Side notes. This is a strange concept because it has so little behavior but it seems to represent a very significant part of the tutor, and would likely have its own code. I’ve included an action getAdvice to help reify the operational principle even though the state is visible and observer actions aren’t generally needed (but I think I should rethink this for OP-relevant state observations). At first, I incorporated advice into a concept that managed exercise/part structure, but then when I realized that that concept needed to incorporate the student behavior, it became too complex and I decided this was a better concept to factor out than a student behavior concept. Could this concept be made more similar to one that already exists, such as a Q&A concept of the sort you might use to model StackOverflow etc? In the AI tutor setting, the advice will be given to the chatbot, not the student, but this should be irrelevant in the design of the concept.

The pedagogical content is organized as a collection of exercises with multiple parts; the parts are associated with competencies (which will be the topics for advice).

concept Exercise [Competency]
purpose maintain and offer structured exercises
principle
  // admin creates exercise with parts
  // when student selects part, they get 
  // the relevant descriptions
  newExercise(te, e); newPart (e, tp, c, p);
   selectPart (e, p, t', c') {t' = te^tp, c' = c}
state
  parts: Exercise one -> set Part
  competence: Part -> one Competency
  description: Exercise + Part -> one Text
actions
  newExercise (t: Text, out e: Exercise)
  newPart (e: Exercise, t: Text, c: Competency, out p: Part)
  selectPart (e: Exercise, p: Part, out t: Text, out c: Competency)
  // when student selects a part of an exercise,
  // they're given a description that combines
  // the description of the exercise with the 
  // description of the part (and the competency
  // they'll acquire)

Notes

  • Both exercises and their parts have descriptions
  • Competency associated only with parts and not whole exercises. This will mean we can’t associate advice with exercises as a whole.

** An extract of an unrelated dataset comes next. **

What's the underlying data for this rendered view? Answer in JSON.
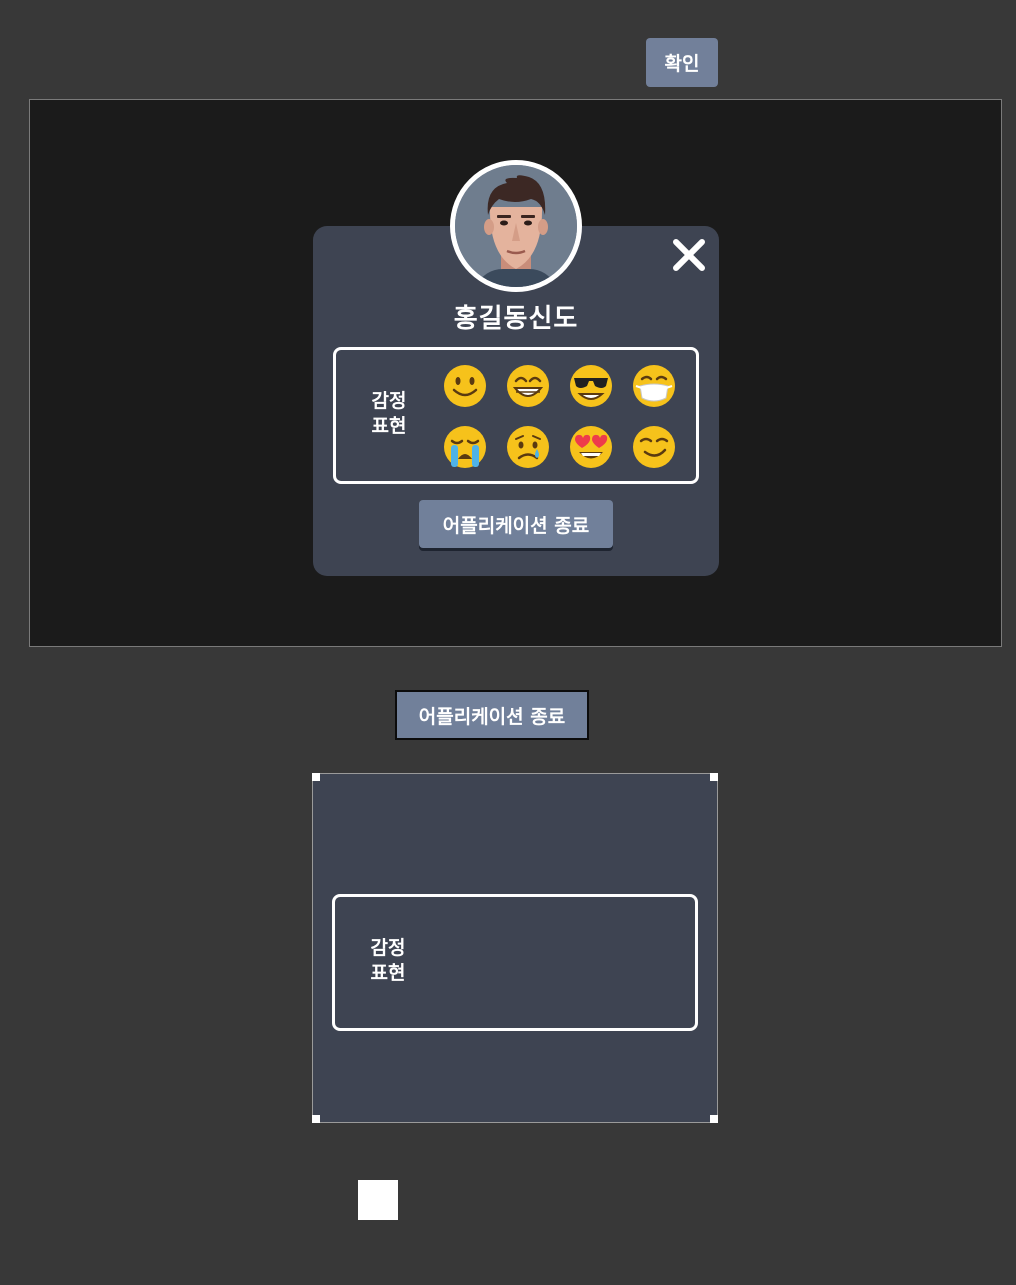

Perhaps advice common to all parts is just included for those parts?
  • Parts are not shared between exercises
  • Considered including student behavior in this concept to make it richer but then decided it was more important to factor it out so that the student behavior concept could be lifted over students (that is, each student behavior being independent)

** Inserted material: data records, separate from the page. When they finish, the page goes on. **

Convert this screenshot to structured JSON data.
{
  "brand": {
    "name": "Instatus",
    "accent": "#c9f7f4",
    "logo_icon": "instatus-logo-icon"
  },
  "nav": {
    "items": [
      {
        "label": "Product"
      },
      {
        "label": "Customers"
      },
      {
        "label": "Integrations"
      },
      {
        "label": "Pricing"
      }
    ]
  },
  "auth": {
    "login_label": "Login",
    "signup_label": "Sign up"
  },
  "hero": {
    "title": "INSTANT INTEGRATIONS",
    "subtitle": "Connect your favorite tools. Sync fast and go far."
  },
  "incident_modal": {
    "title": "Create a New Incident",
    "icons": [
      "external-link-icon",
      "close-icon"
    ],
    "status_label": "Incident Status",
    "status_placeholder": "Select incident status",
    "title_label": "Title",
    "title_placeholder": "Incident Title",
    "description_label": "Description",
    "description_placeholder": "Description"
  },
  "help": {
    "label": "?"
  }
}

Concept for student behavior:

concept Drill
purpose govern student work blah...
principle
  // if you select a task and one of its subtasks
  // and then submit a solution, it's recorded
  // appropriately
  selectTask (t); selectSubTask (t, t'); 
  submit (s) {t' in t.subtasks and t.solution = s}
state
  subtasks: Task one -> set Task
  solution: Task -> lone Text
  current: lone Task
actions
  selectTask (t: Task)
  // set current to t
  selectSubTask (super, sub: Task)
  // set current to sub
  // ensure sub a subtask of super
  submit (t: Text)
  // current.solution := t

Notes

  • Decided to make this cursor-based; not sure this is a good idea, but seems useful to have this state somewhere in the app.
  • OP is not very satisfying but at least suggests how concept is used.

Composing concepts

app Tutor [Student, Competency]
includes	  
  Buffer
  Advice [Competency]
  Exercise [Competency]
  Drills: Student -> Drill

Notes

  • drills is a set of concept instances indexed by student.
  • How to deal with type that has no allocator in any concept? For now, just making such types parameters of the app itself and will assume that they get allocated in syncs.

Example of a sync:

sync selectPart (s: Student, e: Exercise.exercise, p: Exercise.Part)
  // get part's text to present to student
  Exercise.selectPart (e, p, t, c)
  // get advices associated with competency
  Advice.getAdvice (c, as)
  // prompt chatbot with concatenation of advices	ChatBot.new (concat(as), session)
  // where does the session go?
  // set the student context for answering
  Drills[s].selectSubTask (e, p)

  Buffer.new (b) // where does the buffer go?